Logo of Trend Micro

EC2 Instance Scheduled Events

Trend Micro Cloud One™ – Conformity is a continuous assurance tool that provides peace of mind for your cloud infrastructure, delivering over 750 automated best practice checks.

Risk level: High (not acceptable risk)
Rule ID: EC2-020

Determine if there are any EC2 instances scheduled for retirement and/or maintenance in your AWS account and take the necessary steps (reboot, restart or re-launch) to resolve them. The EC2 instances support multiple types of scheduled events such as Reboot (instance-reboot or system-reboot) - the instance or the underlying host machine is rebooted, Instance Stop (instance-stop) – the instance is stopped and started to migrate it to a new host machine, Instance Retirement (instance-retirement) - the instance is terminated and System Maintenance (system-maintenance) - the instance is taken offline for a short period of time, then rebooted.

This rule can help you with the following compliance standards:

  • APRA
  • MAS

This rule can help you work with the AWS Well-Architected Framework

This rule resolution is part of the Cloud Conformity Security & Compliance tool for AWS

Reliability

Monitoring EC2 scheduled events within your AWS account will help you prevent unexpected downtime and data loss, improving the reliability and availability of your AWS EC2 fleet.
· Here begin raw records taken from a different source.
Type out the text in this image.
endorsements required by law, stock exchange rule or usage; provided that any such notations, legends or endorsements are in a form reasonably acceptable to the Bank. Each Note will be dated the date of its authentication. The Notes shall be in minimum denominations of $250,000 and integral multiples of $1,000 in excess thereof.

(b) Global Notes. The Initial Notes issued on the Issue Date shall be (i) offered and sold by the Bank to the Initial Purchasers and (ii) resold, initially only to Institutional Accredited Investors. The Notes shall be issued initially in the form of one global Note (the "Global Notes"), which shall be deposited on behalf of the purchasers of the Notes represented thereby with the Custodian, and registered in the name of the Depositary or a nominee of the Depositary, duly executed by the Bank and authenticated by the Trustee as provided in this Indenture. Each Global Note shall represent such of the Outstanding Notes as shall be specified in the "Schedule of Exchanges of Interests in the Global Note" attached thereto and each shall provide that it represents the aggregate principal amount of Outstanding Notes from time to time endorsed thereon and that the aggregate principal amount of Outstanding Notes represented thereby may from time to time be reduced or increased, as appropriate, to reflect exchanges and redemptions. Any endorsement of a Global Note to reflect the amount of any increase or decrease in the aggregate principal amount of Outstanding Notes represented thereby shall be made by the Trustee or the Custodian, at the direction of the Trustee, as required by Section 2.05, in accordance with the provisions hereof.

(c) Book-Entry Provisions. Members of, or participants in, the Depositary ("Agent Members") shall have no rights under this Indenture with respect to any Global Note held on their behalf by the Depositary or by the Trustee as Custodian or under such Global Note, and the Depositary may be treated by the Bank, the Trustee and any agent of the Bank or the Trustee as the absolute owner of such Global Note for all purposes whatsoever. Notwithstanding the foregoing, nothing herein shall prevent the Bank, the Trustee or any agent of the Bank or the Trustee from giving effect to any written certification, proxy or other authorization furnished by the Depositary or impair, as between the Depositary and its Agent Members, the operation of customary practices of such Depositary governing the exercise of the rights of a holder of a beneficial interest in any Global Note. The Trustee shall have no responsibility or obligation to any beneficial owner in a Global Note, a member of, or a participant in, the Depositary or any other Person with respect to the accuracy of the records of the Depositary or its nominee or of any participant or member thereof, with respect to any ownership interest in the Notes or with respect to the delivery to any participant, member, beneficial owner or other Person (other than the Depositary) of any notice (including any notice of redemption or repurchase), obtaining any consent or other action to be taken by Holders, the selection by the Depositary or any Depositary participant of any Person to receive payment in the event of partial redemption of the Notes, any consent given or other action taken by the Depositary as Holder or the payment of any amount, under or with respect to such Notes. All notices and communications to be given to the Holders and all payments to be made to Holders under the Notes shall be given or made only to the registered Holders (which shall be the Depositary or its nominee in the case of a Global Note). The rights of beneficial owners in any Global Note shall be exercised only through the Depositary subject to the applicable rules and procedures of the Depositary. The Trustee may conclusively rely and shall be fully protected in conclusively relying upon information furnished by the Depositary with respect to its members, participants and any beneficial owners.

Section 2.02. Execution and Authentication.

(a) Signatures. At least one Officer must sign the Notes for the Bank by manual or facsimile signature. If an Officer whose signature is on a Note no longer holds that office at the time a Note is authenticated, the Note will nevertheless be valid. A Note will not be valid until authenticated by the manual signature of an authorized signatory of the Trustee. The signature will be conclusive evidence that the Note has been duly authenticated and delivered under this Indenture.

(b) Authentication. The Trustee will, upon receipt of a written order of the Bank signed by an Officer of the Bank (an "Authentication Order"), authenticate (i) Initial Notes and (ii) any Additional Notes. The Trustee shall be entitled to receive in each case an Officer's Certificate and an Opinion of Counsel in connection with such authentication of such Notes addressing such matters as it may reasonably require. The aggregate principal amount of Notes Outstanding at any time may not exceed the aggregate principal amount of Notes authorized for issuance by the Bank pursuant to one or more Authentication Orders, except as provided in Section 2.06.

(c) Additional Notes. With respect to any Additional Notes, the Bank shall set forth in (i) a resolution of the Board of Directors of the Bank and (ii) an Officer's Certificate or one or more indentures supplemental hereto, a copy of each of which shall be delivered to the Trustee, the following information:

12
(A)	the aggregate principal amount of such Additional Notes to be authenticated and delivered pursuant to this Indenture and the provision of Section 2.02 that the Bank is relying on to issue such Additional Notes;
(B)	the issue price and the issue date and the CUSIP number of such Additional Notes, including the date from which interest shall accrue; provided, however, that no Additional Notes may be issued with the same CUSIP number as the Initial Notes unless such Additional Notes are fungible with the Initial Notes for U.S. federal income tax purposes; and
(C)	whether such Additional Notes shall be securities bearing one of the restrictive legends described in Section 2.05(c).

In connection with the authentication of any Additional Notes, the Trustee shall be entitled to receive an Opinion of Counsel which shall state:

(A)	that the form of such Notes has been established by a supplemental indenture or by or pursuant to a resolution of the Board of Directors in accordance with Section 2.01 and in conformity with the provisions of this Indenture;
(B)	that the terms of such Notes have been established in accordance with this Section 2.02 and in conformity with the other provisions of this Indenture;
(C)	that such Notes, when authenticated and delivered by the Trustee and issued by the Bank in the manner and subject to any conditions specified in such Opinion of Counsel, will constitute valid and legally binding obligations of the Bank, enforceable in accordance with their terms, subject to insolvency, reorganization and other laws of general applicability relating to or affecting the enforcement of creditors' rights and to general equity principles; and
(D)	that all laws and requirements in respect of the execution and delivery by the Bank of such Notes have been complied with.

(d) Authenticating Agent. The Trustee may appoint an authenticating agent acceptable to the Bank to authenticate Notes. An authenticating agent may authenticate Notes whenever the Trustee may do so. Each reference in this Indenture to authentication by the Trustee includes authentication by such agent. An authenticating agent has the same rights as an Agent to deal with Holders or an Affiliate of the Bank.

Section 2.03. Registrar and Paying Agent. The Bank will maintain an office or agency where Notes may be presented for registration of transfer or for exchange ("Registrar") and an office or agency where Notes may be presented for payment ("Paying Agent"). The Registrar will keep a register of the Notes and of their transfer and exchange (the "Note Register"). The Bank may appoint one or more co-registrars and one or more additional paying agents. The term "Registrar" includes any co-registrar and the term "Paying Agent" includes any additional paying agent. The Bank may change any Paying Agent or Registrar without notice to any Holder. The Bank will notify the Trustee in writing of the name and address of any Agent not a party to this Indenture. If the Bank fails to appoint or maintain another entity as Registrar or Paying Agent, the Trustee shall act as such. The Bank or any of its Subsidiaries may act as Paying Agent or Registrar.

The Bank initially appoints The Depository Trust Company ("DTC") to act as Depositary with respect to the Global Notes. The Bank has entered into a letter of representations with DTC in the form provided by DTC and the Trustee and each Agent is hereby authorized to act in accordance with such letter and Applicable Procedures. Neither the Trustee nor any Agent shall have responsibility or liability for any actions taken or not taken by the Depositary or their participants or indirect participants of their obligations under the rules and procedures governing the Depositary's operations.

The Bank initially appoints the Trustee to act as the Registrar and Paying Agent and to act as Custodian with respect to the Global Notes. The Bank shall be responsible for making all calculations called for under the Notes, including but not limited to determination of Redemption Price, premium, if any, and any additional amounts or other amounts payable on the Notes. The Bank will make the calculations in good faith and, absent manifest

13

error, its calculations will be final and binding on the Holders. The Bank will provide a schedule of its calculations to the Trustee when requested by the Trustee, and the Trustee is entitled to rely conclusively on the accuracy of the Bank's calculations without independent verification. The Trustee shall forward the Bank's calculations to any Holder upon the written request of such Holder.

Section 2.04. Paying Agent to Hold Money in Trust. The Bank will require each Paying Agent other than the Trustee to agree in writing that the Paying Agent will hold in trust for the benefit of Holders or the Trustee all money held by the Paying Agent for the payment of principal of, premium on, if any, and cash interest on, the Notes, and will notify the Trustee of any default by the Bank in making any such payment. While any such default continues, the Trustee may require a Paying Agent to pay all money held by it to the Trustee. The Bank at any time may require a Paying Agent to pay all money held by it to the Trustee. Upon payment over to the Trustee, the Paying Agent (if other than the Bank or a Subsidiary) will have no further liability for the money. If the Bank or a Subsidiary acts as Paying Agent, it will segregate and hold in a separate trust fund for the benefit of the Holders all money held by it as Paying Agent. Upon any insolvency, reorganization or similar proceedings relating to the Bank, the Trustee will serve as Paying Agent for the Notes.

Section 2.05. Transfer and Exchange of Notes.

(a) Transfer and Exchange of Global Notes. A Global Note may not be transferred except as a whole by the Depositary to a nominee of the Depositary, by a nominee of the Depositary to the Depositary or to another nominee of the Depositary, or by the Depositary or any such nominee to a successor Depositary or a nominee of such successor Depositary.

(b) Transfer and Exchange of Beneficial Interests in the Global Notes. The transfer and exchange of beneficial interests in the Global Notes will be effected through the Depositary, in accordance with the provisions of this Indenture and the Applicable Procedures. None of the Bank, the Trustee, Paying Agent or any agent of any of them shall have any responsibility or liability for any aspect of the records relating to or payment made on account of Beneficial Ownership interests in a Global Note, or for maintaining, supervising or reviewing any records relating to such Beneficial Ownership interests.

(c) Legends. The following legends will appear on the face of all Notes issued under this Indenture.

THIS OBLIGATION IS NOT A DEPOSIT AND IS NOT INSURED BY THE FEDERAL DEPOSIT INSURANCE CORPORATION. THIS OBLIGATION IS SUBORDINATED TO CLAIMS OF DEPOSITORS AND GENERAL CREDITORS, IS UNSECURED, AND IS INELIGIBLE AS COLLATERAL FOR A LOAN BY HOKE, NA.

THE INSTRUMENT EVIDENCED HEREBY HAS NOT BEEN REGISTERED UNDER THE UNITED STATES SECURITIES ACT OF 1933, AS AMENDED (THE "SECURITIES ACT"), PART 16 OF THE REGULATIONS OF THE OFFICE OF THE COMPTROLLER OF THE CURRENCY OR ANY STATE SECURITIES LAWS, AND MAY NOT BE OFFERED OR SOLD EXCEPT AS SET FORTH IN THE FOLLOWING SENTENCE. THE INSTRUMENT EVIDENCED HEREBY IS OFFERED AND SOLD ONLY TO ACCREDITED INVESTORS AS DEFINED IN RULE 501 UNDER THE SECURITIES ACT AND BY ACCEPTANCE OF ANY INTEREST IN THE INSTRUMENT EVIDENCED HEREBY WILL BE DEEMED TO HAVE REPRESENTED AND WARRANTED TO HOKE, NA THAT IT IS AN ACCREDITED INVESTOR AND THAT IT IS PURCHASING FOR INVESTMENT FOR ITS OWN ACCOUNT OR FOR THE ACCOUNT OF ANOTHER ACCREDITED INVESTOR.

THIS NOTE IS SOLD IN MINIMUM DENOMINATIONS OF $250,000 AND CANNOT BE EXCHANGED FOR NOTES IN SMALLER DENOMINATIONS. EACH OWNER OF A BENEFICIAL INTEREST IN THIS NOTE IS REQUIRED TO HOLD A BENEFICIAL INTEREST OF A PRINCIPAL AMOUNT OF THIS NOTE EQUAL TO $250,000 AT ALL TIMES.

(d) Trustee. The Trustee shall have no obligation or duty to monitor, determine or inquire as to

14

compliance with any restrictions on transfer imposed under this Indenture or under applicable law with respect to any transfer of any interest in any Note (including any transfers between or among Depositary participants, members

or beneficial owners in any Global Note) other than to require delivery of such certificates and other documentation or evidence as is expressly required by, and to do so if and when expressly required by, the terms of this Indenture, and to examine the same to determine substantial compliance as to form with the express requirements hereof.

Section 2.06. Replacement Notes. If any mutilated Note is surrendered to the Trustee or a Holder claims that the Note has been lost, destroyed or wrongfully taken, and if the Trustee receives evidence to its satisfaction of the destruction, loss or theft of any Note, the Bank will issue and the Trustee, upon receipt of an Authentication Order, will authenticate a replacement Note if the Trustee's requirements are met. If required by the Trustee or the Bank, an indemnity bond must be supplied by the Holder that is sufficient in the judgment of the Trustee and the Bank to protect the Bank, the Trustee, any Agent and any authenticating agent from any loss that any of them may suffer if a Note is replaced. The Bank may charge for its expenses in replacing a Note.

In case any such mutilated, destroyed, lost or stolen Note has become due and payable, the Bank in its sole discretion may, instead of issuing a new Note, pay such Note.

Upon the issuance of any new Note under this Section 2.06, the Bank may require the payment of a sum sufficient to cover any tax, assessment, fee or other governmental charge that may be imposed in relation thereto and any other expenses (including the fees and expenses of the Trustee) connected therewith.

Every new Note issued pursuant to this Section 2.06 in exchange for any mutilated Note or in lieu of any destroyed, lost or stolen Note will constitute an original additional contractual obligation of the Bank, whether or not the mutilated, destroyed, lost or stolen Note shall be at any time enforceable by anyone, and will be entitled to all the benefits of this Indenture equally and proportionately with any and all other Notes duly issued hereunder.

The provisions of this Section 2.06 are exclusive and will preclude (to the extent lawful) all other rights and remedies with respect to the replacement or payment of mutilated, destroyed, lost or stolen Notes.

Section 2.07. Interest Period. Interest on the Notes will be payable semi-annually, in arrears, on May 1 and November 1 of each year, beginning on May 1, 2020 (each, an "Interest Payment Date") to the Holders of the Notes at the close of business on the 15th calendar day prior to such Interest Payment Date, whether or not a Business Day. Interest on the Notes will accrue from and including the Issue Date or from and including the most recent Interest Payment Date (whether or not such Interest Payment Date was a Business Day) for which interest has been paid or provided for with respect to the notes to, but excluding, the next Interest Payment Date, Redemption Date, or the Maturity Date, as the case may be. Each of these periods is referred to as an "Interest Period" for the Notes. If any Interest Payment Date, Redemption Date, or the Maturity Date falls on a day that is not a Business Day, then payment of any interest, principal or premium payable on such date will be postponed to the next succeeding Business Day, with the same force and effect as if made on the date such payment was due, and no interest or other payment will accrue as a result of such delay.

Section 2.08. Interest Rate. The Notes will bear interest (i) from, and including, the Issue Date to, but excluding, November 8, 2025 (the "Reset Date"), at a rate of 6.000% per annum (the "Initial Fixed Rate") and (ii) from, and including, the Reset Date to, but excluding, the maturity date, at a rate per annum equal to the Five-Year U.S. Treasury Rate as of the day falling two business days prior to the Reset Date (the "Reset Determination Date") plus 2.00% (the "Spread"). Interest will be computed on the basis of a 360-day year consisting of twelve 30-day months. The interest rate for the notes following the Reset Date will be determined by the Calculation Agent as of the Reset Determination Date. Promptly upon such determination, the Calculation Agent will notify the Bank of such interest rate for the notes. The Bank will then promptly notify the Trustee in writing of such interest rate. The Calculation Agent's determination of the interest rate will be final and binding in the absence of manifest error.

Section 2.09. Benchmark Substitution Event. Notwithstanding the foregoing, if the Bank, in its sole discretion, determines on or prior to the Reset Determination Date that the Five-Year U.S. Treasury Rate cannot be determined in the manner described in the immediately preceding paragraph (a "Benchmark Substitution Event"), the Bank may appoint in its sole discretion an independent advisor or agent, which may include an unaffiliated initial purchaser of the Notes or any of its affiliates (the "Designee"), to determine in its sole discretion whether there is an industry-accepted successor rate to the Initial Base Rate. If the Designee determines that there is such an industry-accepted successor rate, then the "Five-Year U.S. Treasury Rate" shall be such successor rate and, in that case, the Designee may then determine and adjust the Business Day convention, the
Note: This guide assumes that your EC2 instances are associated with Elastic IPs. If your instances do not have Elastic IPs attached, you will have to update their public IP reference(s) in your application code or within the DNS zone file after you stop and start the necessary instances, as each restarted instance gets a new public IP address.

Audit

To determine if Connection Draining is enabled, perform the following:

Using AWS Console

01 Sign in to the AWS Management Console.

02 Navigate to EC2 dashboard at https://console.aws.amazon.com/ec2/.

03 On the EC2 dashboard main page, verify the Scheduled Events section for any EC2 instances that have scheduled events assigned, available in the current AWS region. If the Scheduled Events current status is set to "No events":

If the Scheduled Events current status is set to No events

there are no EC2 instances scheduled for retirement/maintenance within the current region, otherwise, the dashboard will display the number of EC2 instances that have scheduled events assigned, e.g.

If the Scheduled Events status displays one or more instances

If the Scheduled Events status displays one or more instances, click on the status link to access the Events page and identify the type of the scheduled event for each EC2 instance, listed in the Event Type column.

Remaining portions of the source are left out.